Regular Exercise Better Than Stimulants at Reducing Fatigue

by Sam Fahmy



Forget so-called “energy drinks.” A new analysis by University of Georgia researchers finds overwhelming evidence that regular exercise plays a significant role in increasing energy levels and reducing fatigue.

“A lot of times when people are fatigued the last thing they want to do is exercise,” said professor Patrick O’Connor, co-director of the UGA exercise psychology laboratory. “But if you’re physically inactive and fatigued, being just a bit more active will help.”

Health professionals encourage regular exercise, but the scientific evidence on whether it increases or reduces fatigue had never been reviewed quantitatively. O’Connor, kinesiology professor Rod Dishman and lead author Tim Puetz analyzed 70 randomized, controlled trials of 6,807 subjects.
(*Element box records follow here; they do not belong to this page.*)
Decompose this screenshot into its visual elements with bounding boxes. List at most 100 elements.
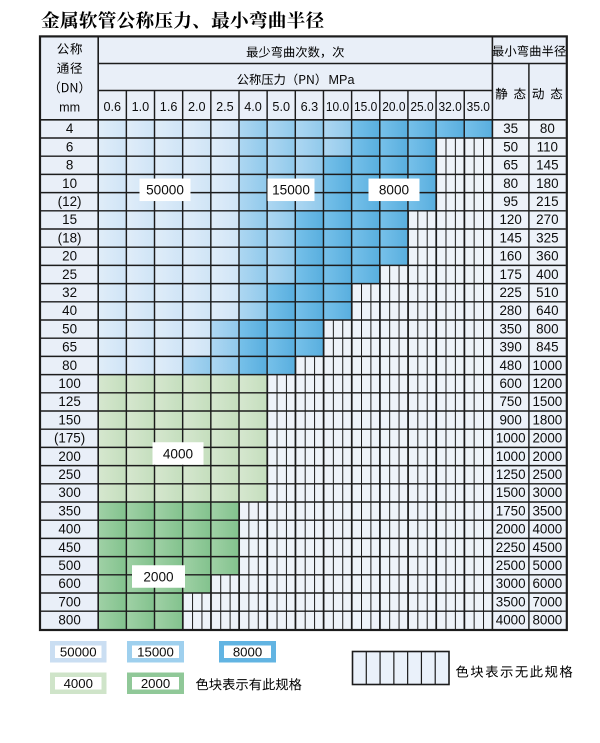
svg-text:15.0: 15.0 bbox=[354, 99, 377, 114]
svg-text:20.0: 20.0 bbox=[382, 99, 405, 114]
svg-text:80: 80 bbox=[540, 121, 555, 136]
svg-text:4500: 4500 bbox=[532, 540, 562, 555]
svg-text:4000: 4000 bbox=[532, 522, 562, 537]
svg-text:50: 50 bbox=[503, 139, 518, 154]
svg-text:32: 32 bbox=[62, 285, 77, 300]
svg-text:1200: 1200 bbox=[532, 376, 562, 391]
svg-text:15: 15 bbox=[62, 212, 77, 227]
svg-text:65: 65 bbox=[503, 158, 518, 173]
svg-text:325: 325 bbox=[536, 230, 558, 245]
svg-text:15000: 15000 bbox=[137, 644, 174, 659]
svg-text:845: 845 bbox=[536, 340, 558, 355]
svg-text:25.0: 25.0 bbox=[410, 99, 433, 114]
svg-text:1.0: 1.0 bbox=[132, 99, 150, 114]
svg-text:800: 800 bbox=[536, 321, 558, 336]
svg-text:6: 6 bbox=[66, 139, 73, 154]
svg-text:10.0: 10.0 bbox=[326, 99, 349, 114]
svg-text:6000: 6000 bbox=[532, 576, 562, 591]
svg-text:100: 100 bbox=[58, 376, 80, 391]
svg-text:(18): (18) bbox=[58, 230, 82, 245]
svg-text:1000: 1000 bbox=[496, 449, 526, 464]
svg-text:(12): (12) bbox=[58, 194, 82, 209]
svg-text:4: 4 bbox=[66, 121, 74, 136]
svg-text:4.0: 4.0 bbox=[244, 99, 262, 114]
svg-text:8000: 8000 bbox=[532, 613, 562, 628]
svg-text:7000: 7000 bbox=[532, 594, 562, 609]
svg-text:2000: 2000 bbox=[532, 431, 562, 446]
svg-text:50000: 50000 bbox=[146, 183, 184, 198]
svg-text:145: 145 bbox=[499, 230, 521, 245]
svg-text:150: 150 bbox=[58, 412, 80, 427]
svg-text:225: 225 bbox=[499, 285, 521, 300]
svg-text:350: 350 bbox=[499, 321, 521, 336]
svg-text:5000: 5000 bbox=[532, 558, 562, 573]
svg-text:2000: 2000 bbox=[496, 522, 526, 537]
svg-text:700: 700 bbox=[58, 594, 80, 609]
svg-text:400: 400 bbox=[536, 267, 558, 282]
svg-text:32.0: 32.0 bbox=[439, 99, 462, 114]
svg-text:50: 50 bbox=[62, 321, 77, 336]
svg-text:95: 95 bbox=[503, 194, 518, 209]
svg-text:1000: 1000 bbox=[532, 358, 562, 373]
svg-text:360: 360 bbox=[536, 249, 558, 264]
svg-text:2000: 2000 bbox=[141, 676, 170, 691]
svg-text:270: 270 bbox=[536, 212, 558, 227]
svg-text:400: 400 bbox=[58, 522, 80, 537]
svg-text:80: 80 bbox=[503, 176, 518, 191]
svg-text:1000: 1000 bbox=[496, 431, 526, 446]
svg-text:1500: 1500 bbox=[532, 394, 562, 409]
svg-text:175: 175 bbox=[499, 267, 521, 282]
svg-text:3500: 3500 bbox=[496, 594, 526, 609]
svg-text:8: 8 bbox=[66, 158, 73, 173]
svg-text:20: 20 bbox=[62, 249, 77, 264]
svg-text:110: 110 bbox=[537, 139, 558, 154]
svg-text:125: 125 bbox=[58, 394, 80, 409]
svg-text:2000: 2000 bbox=[532, 449, 562, 464]
svg-text:6.3: 6.3 bbox=[301, 99, 319, 114]
svg-text:1250: 1250 bbox=[496, 467, 526, 482]
svg-text:600: 600 bbox=[58, 576, 80, 591]
svg-text:80: 80 bbox=[62, 358, 77, 373]
svg-text:145: 145 bbox=[536, 158, 558, 173]
svg-text:800: 800 bbox=[58, 613, 80, 628]
svg-text:4000: 4000 bbox=[163, 446, 194, 461]
svg-text:25: 25 bbox=[62, 267, 77, 282]
svg-text:600: 600 bbox=[499, 376, 521, 391]
svg-text:640: 640 bbox=[536, 303, 558, 318]
svg-text:1750: 1750 bbox=[496, 503, 526, 518]
svg-text:120: 120 bbox=[499, 212, 521, 227]
svg-text:500: 500 bbox=[58, 558, 80, 573]
svg-text:480: 480 bbox=[499, 358, 521, 373]
svg-text:(175): (175) bbox=[54, 431, 85, 446]
svg-text:2500: 2500 bbox=[496, 558, 526, 573]
svg-text:4000: 4000 bbox=[496, 613, 526, 628]
svg-text:900: 900 bbox=[499, 412, 521, 427]
svg-text:450: 450 bbox=[58, 540, 80, 555]
svg-text:2.0: 2.0 bbox=[188, 99, 206, 114]
svg-text:4000: 4000 bbox=[64, 676, 93, 691]
svg-text:65: 65 bbox=[62, 340, 77, 355]
svg-text:390: 390 bbox=[499, 340, 521, 355]
svg-text:1500: 1500 bbox=[496, 485, 526, 500]
svg-text:2000: 2000 bbox=[143, 569, 174, 584]
svg-text:5.0: 5.0 bbox=[272, 99, 290, 114]
svg-text:280: 280 bbox=[499, 303, 521, 318]
svg-text:250: 250 bbox=[58, 467, 80, 482]
svg-text:300: 300 bbox=[58, 485, 80, 500]
svg-text:MPa: MPa bbox=[329, 73, 355, 87]
svg-text:180: 180 bbox=[536, 176, 558, 191]
svg-text:40: 40 bbox=[62, 303, 77, 318]
svg-text:10: 10 bbox=[62, 176, 77, 191]
svg-text:3000: 3000 bbox=[496, 576, 526, 591]
svg-text:50000: 50000 bbox=[60, 644, 97, 659]
svg-text:2500: 2500 bbox=[532, 467, 562, 482]
svg-text:8000: 8000 bbox=[233, 644, 262, 659]
svg-text:15000: 15000 bbox=[272, 183, 310, 198]
svg-text:350: 350 bbox=[58, 503, 80, 518]
svg-text:3500: 3500 bbox=[532, 503, 562, 518]
svg-text:510: 510 bbox=[536, 285, 558, 300]
svg-text:160: 160 bbox=[499, 249, 521, 264]
svg-text:0.6: 0.6 bbox=[103, 99, 121, 114]
svg-text:200: 200 bbox=[58, 449, 80, 464]
svg-text:35.0: 35.0 bbox=[467, 99, 490, 114]
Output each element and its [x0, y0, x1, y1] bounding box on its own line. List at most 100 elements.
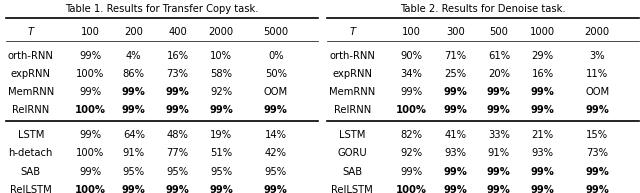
- Text: 3%: 3%: [589, 51, 605, 61]
- Text: 93%: 93%: [444, 148, 466, 158]
- Text: 99%: 99%: [531, 185, 554, 193]
- Text: 71%: 71%: [444, 51, 466, 61]
- Text: 82%: 82%: [401, 130, 422, 140]
- Text: 93%: 93%: [532, 148, 554, 158]
- Text: Table 2. Results for Denoise task.: Table 2. Results for Denoise task.: [401, 4, 566, 14]
- Text: 99%: 99%: [444, 105, 467, 115]
- Text: 400: 400: [168, 27, 187, 37]
- Text: 100%: 100%: [74, 105, 106, 115]
- Text: h-detach: h-detach: [8, 148, 53, 158]
- Text: 99%: 99%: [531, 167, 554, 177]
- Text: 99%: 99%: [79, 51, 101, 61]
- Text: 99%: 99%: [209, 105, 233, 115]
- Text: 100%: 100%: [76, 69, 104, 79]
- Text: 99%: 99%: [401, 167, 422, 177]
- Text: 99%: 99%: [166, 87, 189, 97]
- Text: 58%: 58%: [210, 69, 232, 79]
- Text: orth-RNN: orth-RNN: [8, 51, 54, 61]
- Text: 100: 100: [81, 27, 99, 37]
- Text: RelRNN: RelRNN: [333, 105, 371, 115]
- Text: 99%: 99%: [585, 167, 609, 177]
- Text: 92%: 92%: [210, 87, 232, 97]
- Text: 41%: 41%: [444, 130, 466, 140]
- Text: 51%: 51%: [210, 148, 232, 158]
- Text: 42%: 42%: [265, 148, 287, 158]
- Text: 48%: 48%: [166, 130, 188, 140]
- Text: 99%: 99%: [264, 105, 288, 115]
- Text: 21%: 21%: [531, 130, 554, 140]
- Text: MemRNN: MemRNN: [8, 87, 54, 97]
- Text: T: T: [349, 27, 355, 37]
- Text: 73%: 73%: [586, 148, 608, 158]
- Text: 0%: 0%: [268, 51, 284, 61]
- Text: 92%: 92%: [401, 148, 422, 158]
- Text: 500: 500: [490, 27, 508, 37]
- Text: 77%: 77%: [166, 148, 189, 158]
- Text: 200: 200: [124, 27, 143, 37]
- Text: 99%: 99%: [487, 185, 511, 193]
- Text: 91%: 91%: [123, 148, 145, 158]
- Text: 5000: 5000: [263, 27, 289, 37]
- Text: 99%: 99%: [444, 185, 467, 193]
- Text: 50%: 50%: [265, 69, 287, 79]
- Text: 2000: 2000: [584, 27, 610, 37]
- Text: 1000: 1000: [530, 27, 555, 37]
- Text: OOM: OOM: [585, 87, 609, 97]
- Text: orth-RNN: orth-RNN: [329, 51, 375, 61]
- Text: T: T: [28, 27, 34, 37]
- Text: SAB: SAB: [20, 167, 41, 177]
- Text: 100%: 100%: [76, 148, 104, 158]
- Text: RelRNN: RelRNN: [12, 105, 49, 115]
- Text: LSTM: LSTM: [17, 130, 44, 140]
- Text: 99%: 99%: [166, 185, 189, 193]
- Text: OOM: OOM: [264, 87, 288, 97]
- Text: 25%: 25%: [444, 69, 466, 79]
- Text: 99%: 99%: [122, 185, 146, 193]
- Text: 100%: 100%: [396, 185, 427, 193]
- Text: 99%: 99%: [209, 185, 233, 193]
- Text: Table 1. Results for Transfer Copy task.: Table 1. Results for Transfer Copy task.: [65, 4, 259, 14]
- Text: 100: 100: [402, 27, 421, 37]
- Text: 99%: 99%: [79, 167, 101, 177]
- Text: expRNN: expRNN: [11, 69, 51, 79]
- Text: 99%: 99%: [487, 87, 511, 97]
- Text: 4%: 4%: [126, 51, 141, 61]
- Text: 99%: 99%: [531, 87, 554, 97]
- Text: 15%: 15%: [586, 130, 608, 140]
- Text: 99%: 99%: [585, 105, 609, 115]
- Text: 99%: 99%: [264, 185, 288, 193]
- Text: MemRNN: MemRNN: [329, 87, 375, 97]
- Text: 64%: 64%: [123, 130, 145, 140]
- Text: 61%: 61%: [488, 51, 510, 61]
- Text: 73%: 73%: [166, 69, 188, 79]
- Text: 33%: 33%: [488, 130, 510, 140]
- Text: RelLSTM: RelLSTM: [332, 185, 373, 193]
- Text: 90%: 90%: [401, 51, 422, 61]
- Text: 16%: 16%: [166, 51, 189, 61]
- Text: 16%: 16%: [531, 69, 554, 79]
- Text: RelLSTM: RelLSTM: [10, 185, 52, 193]
- Text: GORU: GORU: [337, 148, 367, 158]
- Text: 99%: 99%: [444, 167, 467, 177]
- Text: 99%: 99%: [444, 87, 467, 97]
- Text: 20%: 20%: [488, 69, 510, 79]
- Text: LSTM: LSTM: [339, 130, 365, 140]
- Text: 99%: 99%: [585, 185, 609, 193]
- Text: 29%: 29%: [531, 51, 554, 61]
- Text: 99%: 99%: [401, 87, 422, 97]
- Text: 11%: 11%: [586, 69, 608, 79]
- Text: 99%: 99%: [166, 105, 189, 115]
- Text: 300: 300: [446, 27, 465, 37]
- Text: 19%: 19%: [210, 130, 232, 140]
- Text: 99%: 99%: [79, 87, 101, 97]
- Text: 95%: 95%: [265, 167, 287, 177]
- Text: 99%: 99%: [122, 87, 146, 97]
- Text: 91%: 91%: [488, 148, 510, 158]
- Text: SAB: SAB: [342, 167, 362, 177]
- Text: 99%: 99%: [487, 105, 511, 115]
- Text: 99%: 99%: [531, 105, 554, 115]
- Text: 100%: 100%: [396, 105, 427, 115]
- Text: 95%: 95%: [210, 167, 232, 177]
- Text: 86%: 86%: [123, 69, 145, 79]
- Text: 99%: 99%: [79, 130, 101, 140]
“More than 90 percent of the studies showed the same thing,” O’Connor said. “Sedentary people who completed a regular exercise program reported reduced fatigue compared to groups that did not exercise. It’s a very consistent effect.”

The study, published in the November 2006 issue of the journal Psychological Bulletin, found that the effect of exercise was stronger than treatment with stimulants such as the narcolepsy drug modafinil. Specifically, exercise increased energy and reduced fatigue by 0.37 standard deviations when compared to control groups, whereas participants in a previous study taking the narcolepsy drug modafinil had an improvement of 0.23 standard deviations.

The analysis found that nearly every group studied—from healthy adults to cancer patients to those with chronic conditions such as diabetes and heart disease—benefited from exercise.

“We live in a society where people are always looking for the next sports drink, energy bar or cup of coffee that will give them the extra edge to get through the day,” Puetz said. “But it may be that lacing up your tennis shoes and getting out and doing some physical activity every morning can provide that spark of energy that people are looking for.”